Till to table: The Retail & Hospitality rundown
Expert insight into the key developments shaping retail and hospitality sectors
This rolling article provides updates on key developments affecting the retail and hospitality sectors and their financial impact. At Price Bailey, we aim to keep you informed with timely insight and practical analysis, but given how fast conditions can change, some updates may be delayed and the content should be treated as general commentary rather than advice.
The briefing will look at recent events, changes to come, and other announcements that could affect your costs, margins and growth plans. Each update focuses on implications for owners, operators and finance teams, and will include practical advice from our experts, which you can take into the coming months.
If you have questions about any of the topics covered, or would like tailored guidance for your business, please get in touch with our sector specialists. Our retail partner is Adam Norman and our hospitality partner is Emma Benjamin. You can contact them or the wider team using the contact form below.
Iran conflict and oil supply disruption: Risks for retail and hospitality businesses (Update 18 March 2026)
Following the conflict in Iran, vessel traffic through the Strait of Hormuz, a critical passageway for international oil and gas transportation, has effectively halted, triggering a global oil crisis. As a result, barrel prices have soared, with Brent Crude oil now trading at around $105-110 per barrel, an increase of over 50% over the course of a month.
This sharp new energy shock is already impacting the UK economy across multiple sectors: GDP growth has stagnated, inflation, previously projected to decline, is now expected to remain elevated as energy and fuel costs rise. Additionally, the Bank of England is anticipated to maintain current interest rates amid concerns that escalating oil prices will further raise the cost of living.
How will this impact retail and hospitality businesses?
Heightened operating costs
- Energy bills may remain elevated for longer.
- Retail supply chains will see stock availability and working capital disrupted as a direct result of vessels forced to reroute.
- Transport and delivery will become more expensive as fuel costs rise, feeding through into supplier delivery charges and surcharges.
Rising input and food prices
- Rising energy and fertiliser expenses will drive up farming and manufacturing costs, which will then be reflected in wholesale prices for essential food and grocery items.
- Retailers and venues will face more volatility in availability and pricing, especially on fresh and imported products.

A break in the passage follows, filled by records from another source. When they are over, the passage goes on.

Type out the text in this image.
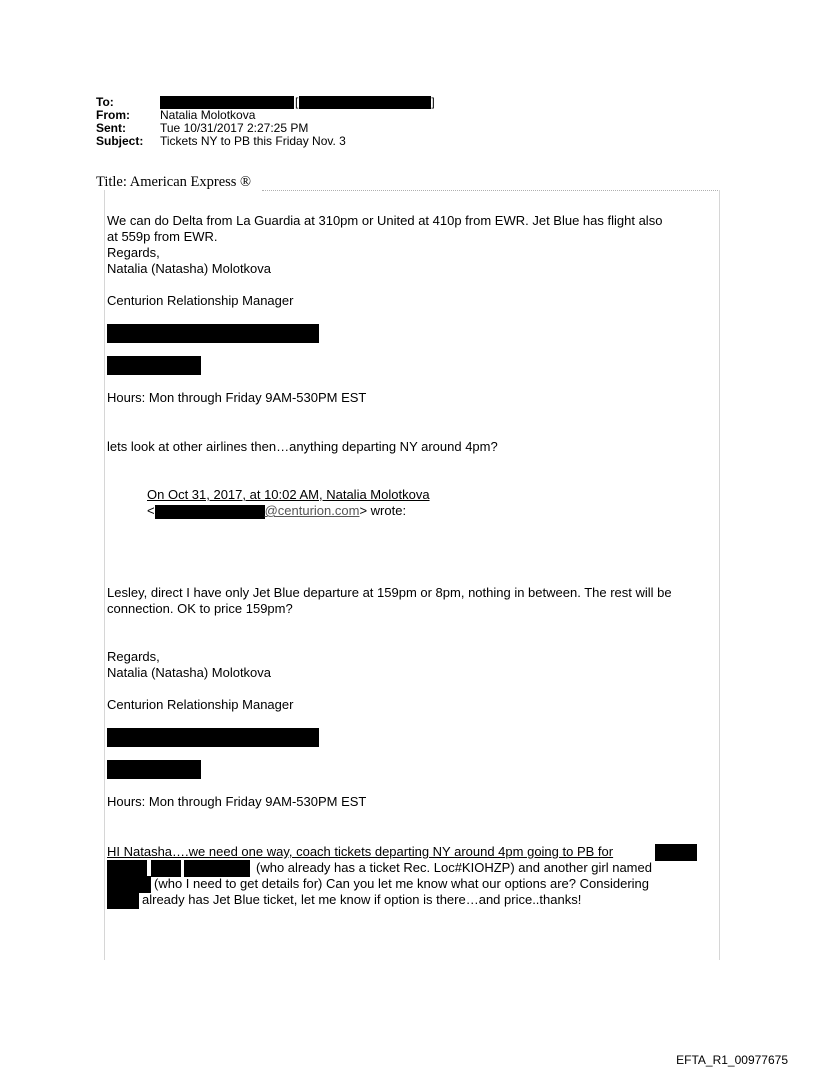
To:	[	]
From:	Natalia Molotkova
Sent:	Tue 10/31/2017 2:27:25 PM
Subject:	Tickets NY to PB this Friday Nov. 3
Title: American Express ®
We can do Delta from La Guardia at 310pm or United at 410p from EWR. Jet Blue has flight also
at 559p from EWR.
Regards,
Natalia (Natasha) Molotkova
Centurion Relationship Manager
Hours: Mon through Friday 9AM-530PM EST
lets look at other airlines then…anything departing NY around 4pm?
On Oct 31, 2017, at 10:02 AM, Natalia Molotkova
<	@centurion.com> wrote:
Lesley, direct I have only Jet Blue departure at 159pm or 8pm, nothing in between. The rest will be
connection. OK to price 159pm?
Regards,
Natalia (Natasha) Molotkova
Centurion Relationship Manager
Hours: Mon through Friday 9AM-530PM EST
HI Natasha….we need one way, coach tickets departing NY around 4pm going to PB for
(who already has a ticket Rec. Loc#KIOHZP) and another girl named
(who I need to get details for) Can you let me know what our options are? Considering
already has Jet Blue ticket, let me know if option is there…and price..thanks!
EFTA_R1_00977675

Pressure on margins and viability
- Many operators may have to choose between raising prices, shrinking portions, or cutting promotions to protect margins.
- Lower household disposable income will likely reduce retail and hospitality spending and revenue.
Tougher trading and investment decisions
- With inflation risks heightened and rate cuts delayed, debt costs will stay higher for longer and demand remains fragile.
- Businesses may become more cautious about refurbishments, new sites and any major investments, and choose to refocus on efficiency, energy saving and cost control.
What can businesses do for now?
While businesses can’t control global events or markets, they can take clear, practical steps to understand exposure and protect margins. Below are some immediate actions retail and hospitality businesses can take now, to build resilience rather than simply reacting to the next headline.
- Get a clear picture: Create a list of energy contracts by site, including tariff, end date, fixed vs variable. Identify which supplier contracts include fuel and delivery surcharges and how often they’re reviewed.
- Stress-test your numbers: Run some “what if” scenarios on higher energy and input costs to see which sites, formats or categories are most exposed.
- Talk to suppliers now: Open early conversations about pricing, surcharges and delivery patterns so you have options rather than ultimatums.
- Cut obvious waste first: Agree on some quick and logical energy-saving steps and give managers a small number of KPIs to track.
- Focus on profitable lines: Review pricing, menus and ranges with an accountant to prioritise stronger-margin items and remove persistent under-performers.
- Bring in specialist support: Ask your accountants or advisers to review your numbers and plans with you, turn them into an action plan, and support key discussions with suppliers, landlords or lenders.
Commenting on the situation, Emma Benjamin, Hospitality Partner, stated,
“The current oil shock will affect the retail and hospitality sectors more quickly than other crises, by raising costs for energy, food, and logistics, while also limiting how much consumers are able to spend. Businesses face a major risk not just from rising costs, but also from ongoing instability that squeezes profit margins and complicates pricing, cash flow, and demand predictions. Most retail and hospitality companies will ultimately have to decide whether to push prices up or to absorb the extra costs.”
Emma Benjamin, Hospitality Partner
We always recommend that you seek advice from a suitably qualified adviser before taking any action. The information in this article only serves as a guide and no responsibility for loss occasioned by any person acting or refraining from action as a result of this material can be accepted by the authors or the firm.